Can they, in fact, relieve pain?

From early 20th century vehicles to the latest models, magnets have been an important part of car design. We have come a long way since the early days of hand-cranked cars which used a magneto to produce a spark to start them. These days, there could be a hundred magnets in your car: in ignition systems, crash sensors, cruise control, power antennas, instrumentation, seat-belt sensors, central locking, washer pumps – the list goes on. Each time you sit in your car you are surrounded by magnets; are they bestowing any health benefits?

Magnetism has been known about for thousands of years. Egyptian construction used magnetic stone effectively and the Chinese built artistic and functional compasses. From ancient times, magnetic stones have also been touted for correcting ‘health imbalances’.

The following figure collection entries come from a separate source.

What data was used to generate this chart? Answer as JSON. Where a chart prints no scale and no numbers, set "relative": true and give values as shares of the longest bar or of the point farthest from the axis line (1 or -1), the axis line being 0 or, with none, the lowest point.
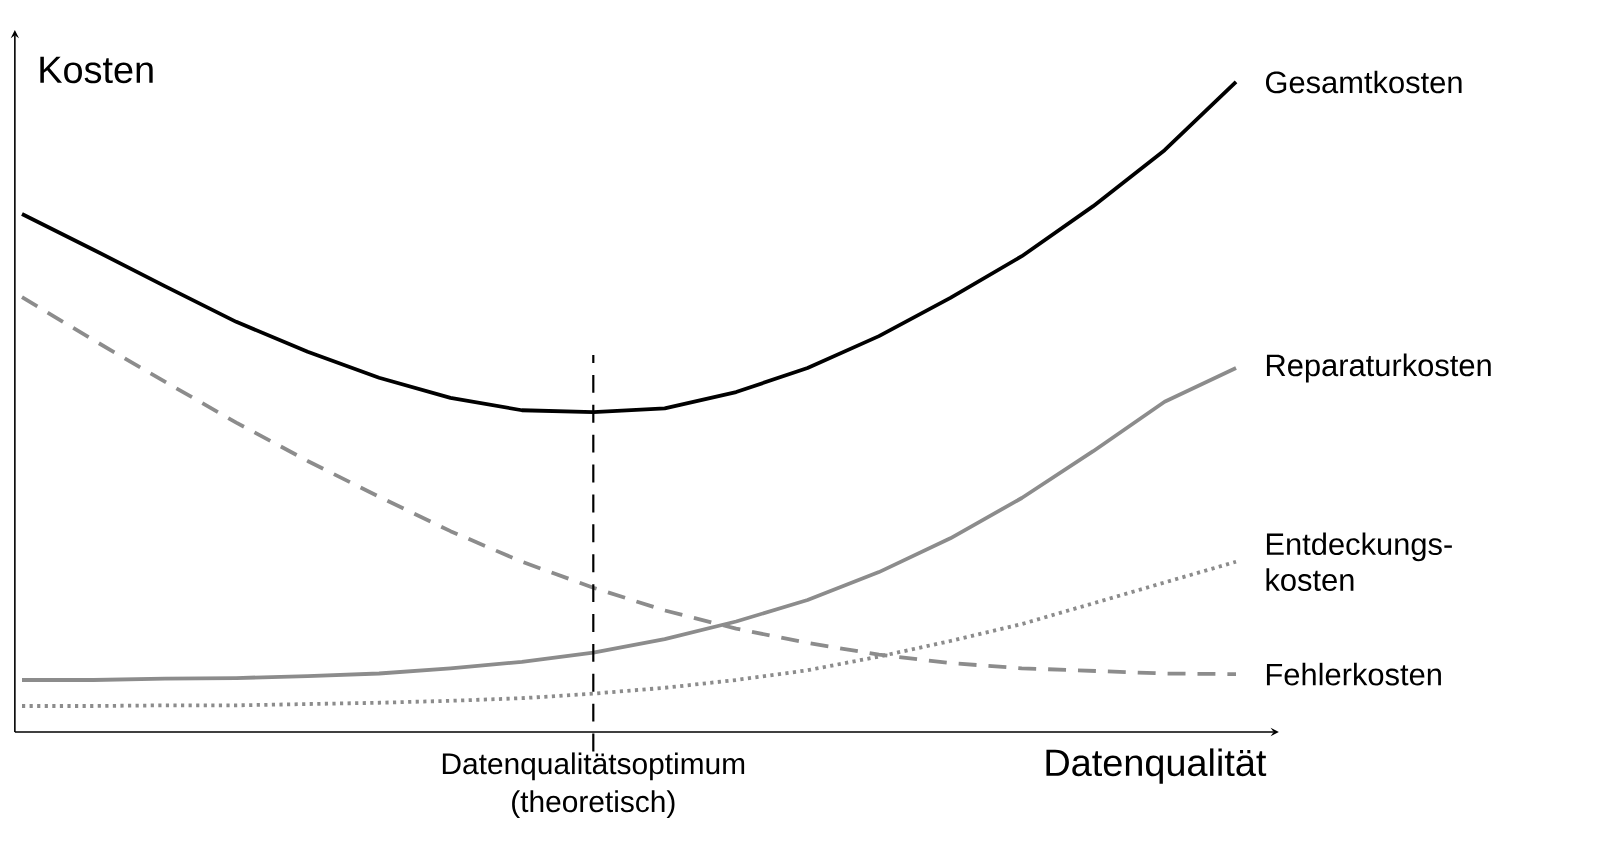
{
  "chart_data": {
    "type": "line",
    "relative": true,
    "xlabel": "Datenqualität",
    "ylabel": "Kosten",
    "categories": [
      null,
      null,
      null,
      null,
      null,
      null,
      null,
      null,
      null,
      null,
      null,
      null,
      null,
      null,
      null,
      null,
      null,
      null
    ],
    "series": [
      {
        "name": "Gesamtkosten",
        "color": "#000000",
        "line_style": "solid",
        "values": [
          0.797,
          0.742,
          0.686,
          0.631,
          0.585,
          0.545,
          0.514,
          0.495,
          0.492,
          0.498,
          0.523,
          0.56,
          0.609,
          0.668,
          0.732,
          0.809,
          0.895,
          1.0
        ]
      },
      {
        "name": "Reparaturkosten",
        "color": "#8c8c8c",
        "line_style": "solid",
        "values": [
          0.08,
          0.08,
          0.082,
          0.083,
          0.086,
          0.09,
          0.098,
          0.108,
          0.122,
          0.143,
          0.17,
          0.203,
          0.246,
          0.298,
          0.36,
          0.432,
          0.508,
          0.56
        ]
      },
      {
        "name": "Entdeckungs-kosten",
        "color": "#8c8c8c",
        "line_style": "dotted",
        "values": [
          0.04,
          0.04,
          0.041,
          0.041,
          0.043,
          0.045,
          0.048,
          0.052,
          0.059,
          0.068,
          0.08,
          0.095,
          0.116,
          0.14,
          0.166,
          0.198,
          0.23,
          0.262
        ]
      },
      {
        "name": "Fehlerkosten",
        "color": "#8c8c8c",
        "line_style": "dashed",
        "values": [
          0.669,
          0.603,
          0.539,
          0.476,
          0.417,
          0.362,
          0.309,
          0.262,
          0.222,
          0.187,
          0.159,
          0.137,
          0.119,
          0.106,
          0.098,
          0.094,
          0.09,
          0.089
        ]
      }
    ],
    "annotations": [
      "Datenqualitätsoptimum (theoretisch)"
    ],
    "marker": "none"
  }
}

Now, well into the highly scientific 21st Century, these claims continue. Pharmacies, health food stores and department stores target seniors and other vulnerable people with a range of ‘magnetic therapy’ products, promoted as ‘natural’ treatments for pain.

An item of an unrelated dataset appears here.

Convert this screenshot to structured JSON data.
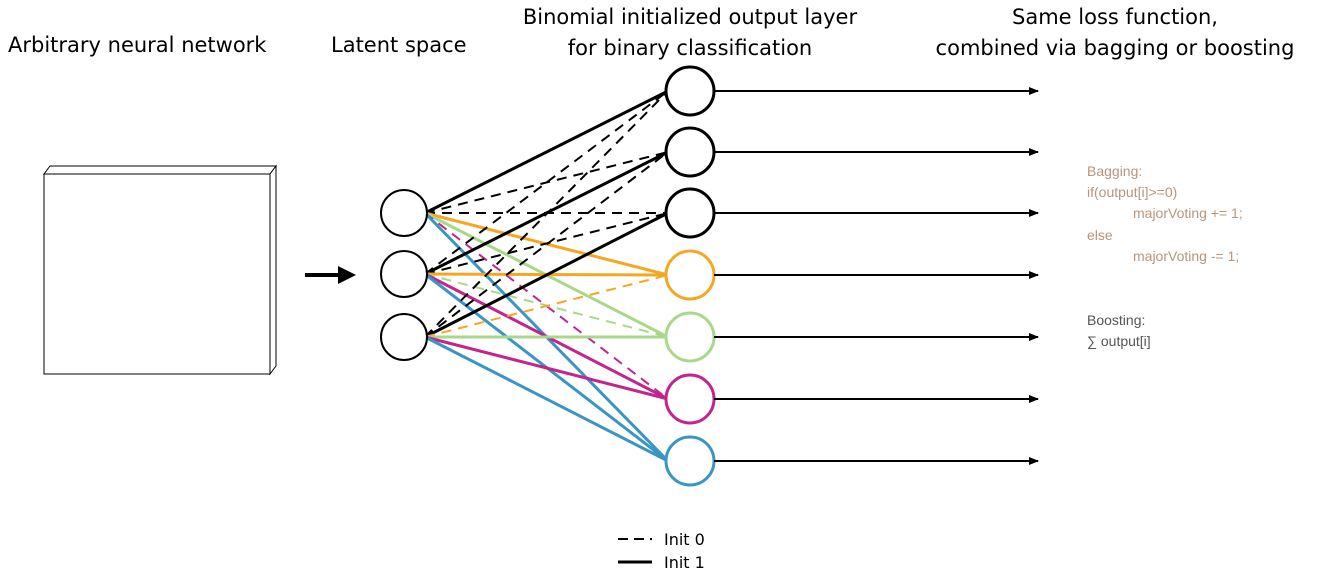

A number of complaints have been upheld against the health claims made by the sponsors of magnet therapy goods, which include Magnetic Slimming Patches, magnetic underlays, magnetic back supports and magnetic devices that claim to be able to treat cancer. While some devices have been cancelled from the Australian Register of Therapeutic Goods (ARTG), over 50 devices remain listed.

Magnetic therapy is a multi-million dollar industry. The theories behind the healing powers of static magnets range from incorrect claims that our blood, because it contains iron, can be influenced by magnetic fields, to mysterious theories based on ‘quantum physics’. While it is true that very powerful magnets have been successfully used for treating depression, these devices do not vaguely resemble to the ones people wear or sleep on.

We have no good reason to believe that static magnets have any more healing power than crystals or copper bracelets. As the US-based National Center for Complementary and Alternative Medicine (NCCAM) states: “Overall, the research findings so far do not firmly support claims that magnets are effective for treatment of pain”.